In my column for The Week I discuss the lessons that Republicans must learn for 2012 and beyond, so they don’t repeat the same mistakes they made with Sarah Palin:
The people who promoted and celebrated the Palin pick have disavowed — or at least abandoned — their former enthusiasm. They no longer accuse those who objected to the pick of “elitism” or “snobbishness” or “misogyny.” It’s now considered very bad form among Republicans even to remember what the people said and wrote about Palin three years ago.
But before the episode is consigned to forgetfulness, there are some lessons to be learned of urgent value for 2012 and beyond.
More respect for brains as a qualification for the presidency.
Within days of the announcement of Palin as GOP running mate, it became obvious to everybody that she could not pronounce two coherent consecutive sentences on any aspect of national policy, foreign or domestic. A lot of effort went into arguing that this ignorance did not matter, or even that it represented a weird kind of plus factor.
Three years later, we no longer hear such excuses for Palin. But it remains true even now that Republicans do not take intelligence or expertise very seriously as qualifications for the presidency. Mitt Romney’s smarts do him surprisingly little good; Rick Perry’s non-smarts do him disturbingly little harm; and Michele Bachmann’s out-beyond-the-Orion-belt substitutions for familiarity with life here on Earth only intensify the admiration of her fan base.
Quit treating consumption patterns as substitutes for character.
It’s very important that politicians understand the everyday lives of Americans.
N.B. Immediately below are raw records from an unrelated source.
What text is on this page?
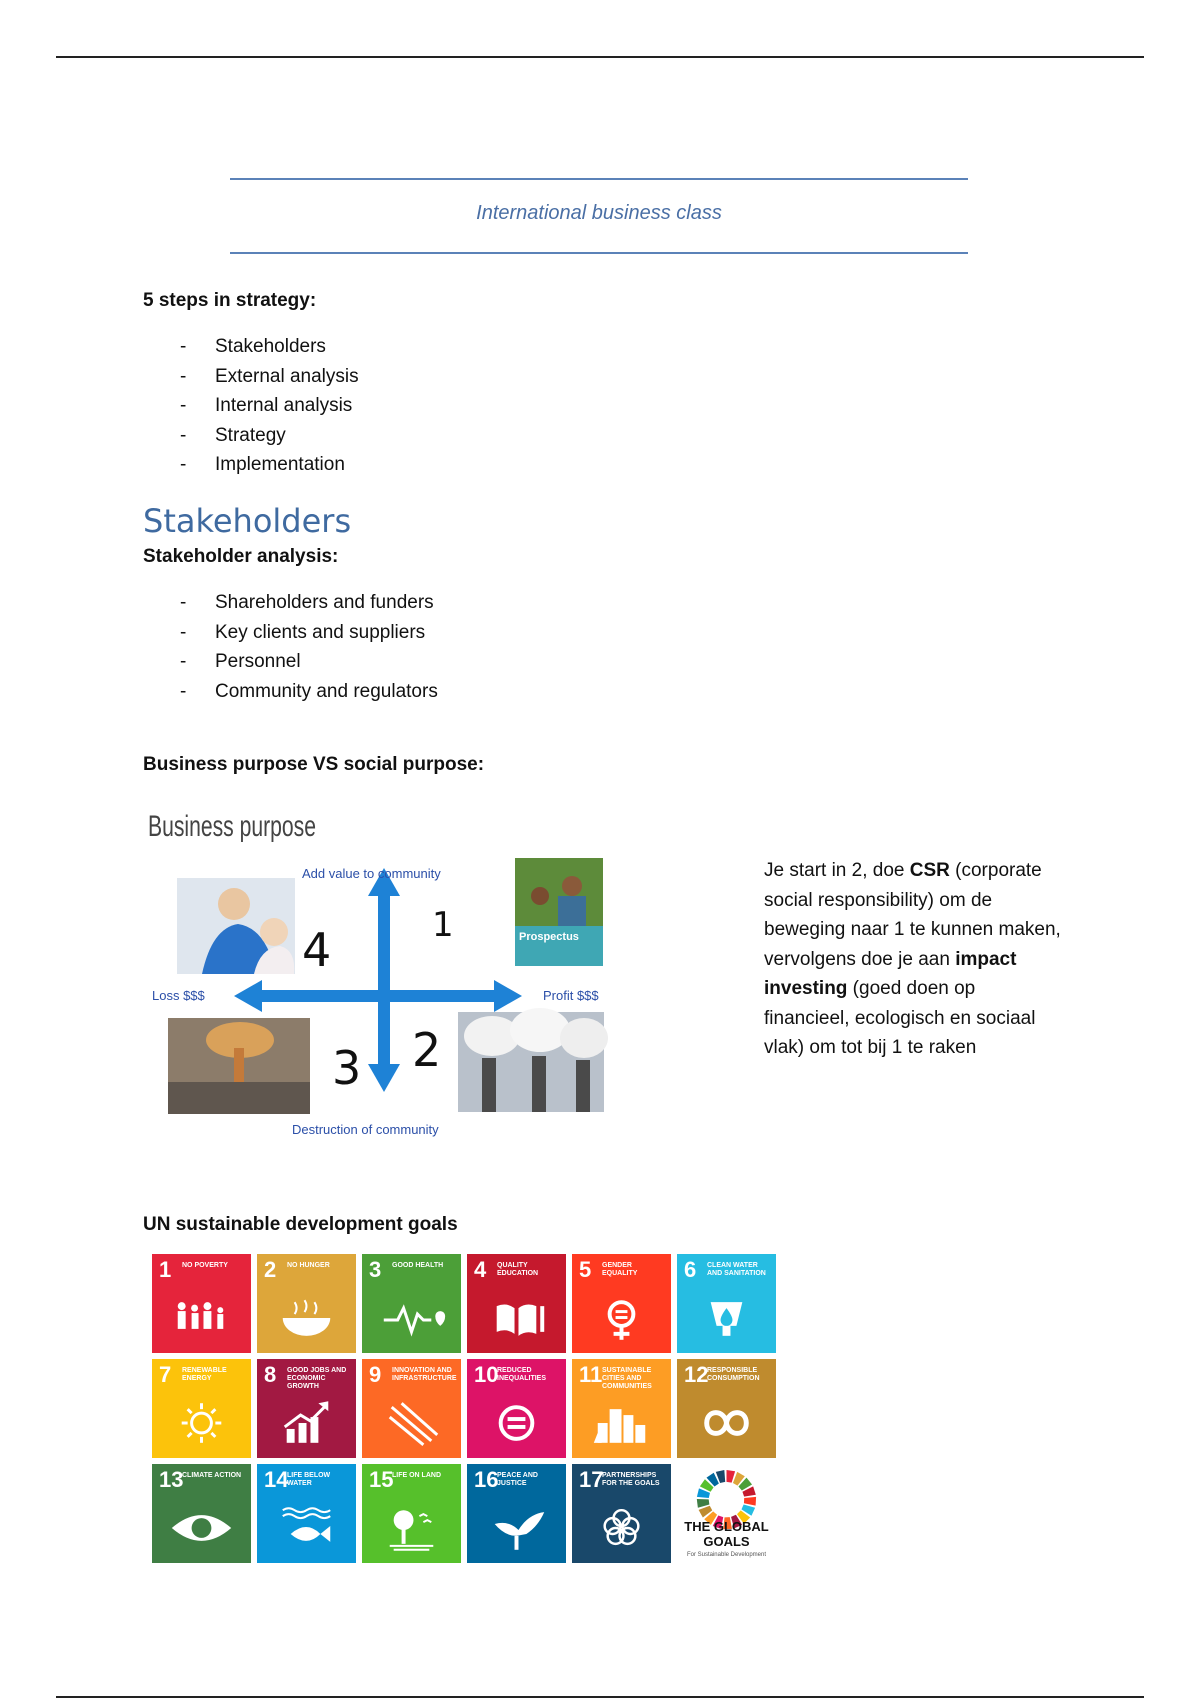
International business class
5 steps in strategy:
- Stakeholders
- External analysis
- Internal analysis
- Strategy
- Implementation
Stakeholders
Stakeholder analysis:
- Shareholders and funders
- Key clients and suppliers
- Personnel
- Community and regulators
Business purpose VS social purpose:
Business purpose
Prospectus
Add value to community
Destruction of community
Loss $$$	Profit $$$
4	1
3 2
Je start in 2, doe CSR (corporate social responsibility) om de beweging naar 1 te kunnen maken, vervolgens doe je aan impact investing (goed doen op financieel, ecologisch en sociaal vlak) om tot bij 1 te raken
UN sustainable development goals
THE GLOBAL GOALS
For Sustainable Development
1 NO POVERTY	2 NO HUNGER	3 GOOD HEALTH	4 QUALITY EDUCATION	5 GENDER EQUALITY	6 CLEAN WATER AND SANITATION
7 RENEWABLE ENERGY	8 GOOD JOBS AND ECONOMIC GROWTH	9 INNOVATION AND INFRASTRUCTURE 10
REDUCED INEQUALITIES	11 SUSTAINABLE CITIES AND COMMUNITIES	12
RESPONSIBLE CONSUMPTION
13
CLIMATE ACTION 14
LIFE BELOW WATER	15
LIFE ON LAND	16
PEACE AND JUSTICE	17
PARTNERSHIPS FOR THE GOALS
It’s important that politicians champion the ordinary person and not pay undue heed to the wishes of the rich and powerful. It’s important that politicians be people of integrity, not hirelings of industry lobbies. These are issues of character, and character counts.
But the choice of cowboy boots over loafers — enjoyment of hunting rather than bicycling — a preference for ketchup over mustard — these tell us precisely nothing about a candidate’s character.